You know you have the spouse you need when you become anxious due to a simple look or comment like, "Why did you turn here?"

Much of the togetherness/separateness dilemma is influenced by one's ability to self-validate, self-soothe, to be intimate with self, and to calm self.

People needing more togetherness than their spouse can provide set themselves up for being held hostage by their spouse.

Grown up people can tap into their own personal source for self-validation and self-intimacy rather than being dependent upon their spouse for validation and intimacy.

Most of us have been reared on a diet of other-validation and are very poor at self-validation.

Grown up people are more in charge of their own life needs and become less dependent upon others.
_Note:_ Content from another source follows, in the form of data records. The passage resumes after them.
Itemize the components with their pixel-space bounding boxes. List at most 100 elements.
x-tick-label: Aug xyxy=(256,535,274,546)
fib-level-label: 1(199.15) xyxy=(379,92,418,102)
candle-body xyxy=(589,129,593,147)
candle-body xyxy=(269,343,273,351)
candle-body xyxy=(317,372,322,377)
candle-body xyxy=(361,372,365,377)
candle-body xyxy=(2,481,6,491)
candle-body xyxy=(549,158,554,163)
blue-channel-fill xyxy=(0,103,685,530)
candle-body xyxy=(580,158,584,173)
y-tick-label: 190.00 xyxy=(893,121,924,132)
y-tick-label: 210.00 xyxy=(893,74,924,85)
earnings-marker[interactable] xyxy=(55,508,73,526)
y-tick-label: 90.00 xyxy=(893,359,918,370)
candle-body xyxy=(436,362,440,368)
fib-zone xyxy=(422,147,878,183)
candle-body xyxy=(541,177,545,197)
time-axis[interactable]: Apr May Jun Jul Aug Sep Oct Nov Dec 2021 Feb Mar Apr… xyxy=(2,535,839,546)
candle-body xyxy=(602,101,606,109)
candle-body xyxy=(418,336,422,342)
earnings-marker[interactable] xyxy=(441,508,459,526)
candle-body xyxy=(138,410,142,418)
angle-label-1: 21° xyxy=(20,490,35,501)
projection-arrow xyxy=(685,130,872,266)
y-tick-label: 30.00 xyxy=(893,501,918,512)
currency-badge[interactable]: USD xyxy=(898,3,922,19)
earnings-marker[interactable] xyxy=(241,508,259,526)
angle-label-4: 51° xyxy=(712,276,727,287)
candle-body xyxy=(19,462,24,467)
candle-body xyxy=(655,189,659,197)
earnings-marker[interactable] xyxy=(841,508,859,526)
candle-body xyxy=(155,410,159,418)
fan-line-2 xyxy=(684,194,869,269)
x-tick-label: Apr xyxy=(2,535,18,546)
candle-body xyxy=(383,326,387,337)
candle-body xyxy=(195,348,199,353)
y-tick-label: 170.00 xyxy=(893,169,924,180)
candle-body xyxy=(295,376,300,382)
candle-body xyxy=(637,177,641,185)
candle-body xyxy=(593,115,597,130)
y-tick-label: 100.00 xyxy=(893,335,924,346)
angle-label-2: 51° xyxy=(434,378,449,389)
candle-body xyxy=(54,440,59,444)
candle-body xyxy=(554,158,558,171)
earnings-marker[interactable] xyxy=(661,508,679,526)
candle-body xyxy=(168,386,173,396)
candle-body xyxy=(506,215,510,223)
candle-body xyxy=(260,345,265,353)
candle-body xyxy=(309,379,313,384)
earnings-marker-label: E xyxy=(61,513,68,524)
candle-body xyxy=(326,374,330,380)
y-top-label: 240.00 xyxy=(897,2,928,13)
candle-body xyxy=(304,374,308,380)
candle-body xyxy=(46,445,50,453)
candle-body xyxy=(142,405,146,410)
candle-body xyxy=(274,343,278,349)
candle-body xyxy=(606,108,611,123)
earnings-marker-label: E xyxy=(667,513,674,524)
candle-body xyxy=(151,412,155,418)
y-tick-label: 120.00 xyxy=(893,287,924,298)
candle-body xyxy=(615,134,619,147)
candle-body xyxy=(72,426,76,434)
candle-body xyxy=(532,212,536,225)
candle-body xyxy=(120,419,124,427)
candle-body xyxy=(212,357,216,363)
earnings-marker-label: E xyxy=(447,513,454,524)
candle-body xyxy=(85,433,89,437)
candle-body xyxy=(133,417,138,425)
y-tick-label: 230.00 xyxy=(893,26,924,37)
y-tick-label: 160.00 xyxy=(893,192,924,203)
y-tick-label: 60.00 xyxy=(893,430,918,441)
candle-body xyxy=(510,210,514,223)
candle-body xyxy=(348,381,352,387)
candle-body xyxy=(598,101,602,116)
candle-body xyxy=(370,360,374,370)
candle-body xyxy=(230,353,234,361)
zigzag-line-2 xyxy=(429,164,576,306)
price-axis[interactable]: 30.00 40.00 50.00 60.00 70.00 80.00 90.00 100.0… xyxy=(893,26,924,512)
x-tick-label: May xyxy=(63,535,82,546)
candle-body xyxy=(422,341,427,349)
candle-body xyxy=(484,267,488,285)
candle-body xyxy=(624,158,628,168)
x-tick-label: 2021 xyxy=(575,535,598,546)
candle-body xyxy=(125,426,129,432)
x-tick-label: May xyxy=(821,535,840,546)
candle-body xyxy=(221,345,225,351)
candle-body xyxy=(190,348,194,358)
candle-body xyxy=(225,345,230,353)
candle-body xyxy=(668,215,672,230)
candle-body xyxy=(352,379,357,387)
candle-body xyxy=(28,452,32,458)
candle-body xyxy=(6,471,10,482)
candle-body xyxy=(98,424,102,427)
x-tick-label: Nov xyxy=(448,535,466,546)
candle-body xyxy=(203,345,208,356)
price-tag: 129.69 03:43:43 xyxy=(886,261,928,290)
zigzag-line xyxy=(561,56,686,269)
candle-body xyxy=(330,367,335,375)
At the same time, they can actually be more available to others because they operate out of more wholeness, rather than out of a state of deprivation.

In short, grown up people have more to give!

Deprivation creates a state that looks a great deal like slavery and takes away choices. Poorly-developed (fusion oriented) people need togetherness, rather than simply wanting to connect. Poorly-developed (individuation oriented) people also need separateness and cannot be close and intimate without needing to distance.

Too much togetherness or too much separateness creates anxiety.

Anxious people are not comfortable to be around.

The well-developed (i.e. grown up) person can be close to others while being a separate individual, all without becoming emotionally reactive. The well-developed individual can choose what emotions he/she wants to experience. Well-developed people are in charge of their emotions rather than their emotions being in charge of them. Well-developed individuals can be intimate and passionate without losing self.

Think of it this way: Those that cannot control themselves will seek to control everything around them.

If people get to where they can stand their ground with their spouse (or family of origin) and take the best shots their spouse (or family of origin) can deliver while calming and soothing themselves, they will find that the rest of the world shoots blanks.

The key is being able to self-validate and self-soothe when you feel that emotional reactivity about to rise.

You'll feel a sense of being in charge of self and open an array of choices in responding when you're calm and rational.

Growing up is the ability to tolerate pain for growth.

Growing up is the ability to fill your emptiness.

Well-developed people still have some degree of emptiness as emptiness is a part of the naturalness of life as a human.

Too much emptiness is the problem.

And emptiness is a result of too little spirituality.

Empty people tend to place undue and unrealistic expectations on others.

The safeguards against too much emptiness are basic self and spirituality.

To sum all this up: No one ever gets a better spouse than they are willing to lose.

If you are fearful of losing the relationship, you will stop the growth processes for both of you.

Thus the challenge is to work on growing yourself up - which frees your spouse to begin growing himself/herself up as well.

Divorce rarely leads to getting a better spouse, because a divorced person usually seeks out another partner that is at their former partner's level of development.

People at like levels of growth attract each other.

You only get a better partner by improving your level of growth. And the best place you can work on growing up is in your current relationship!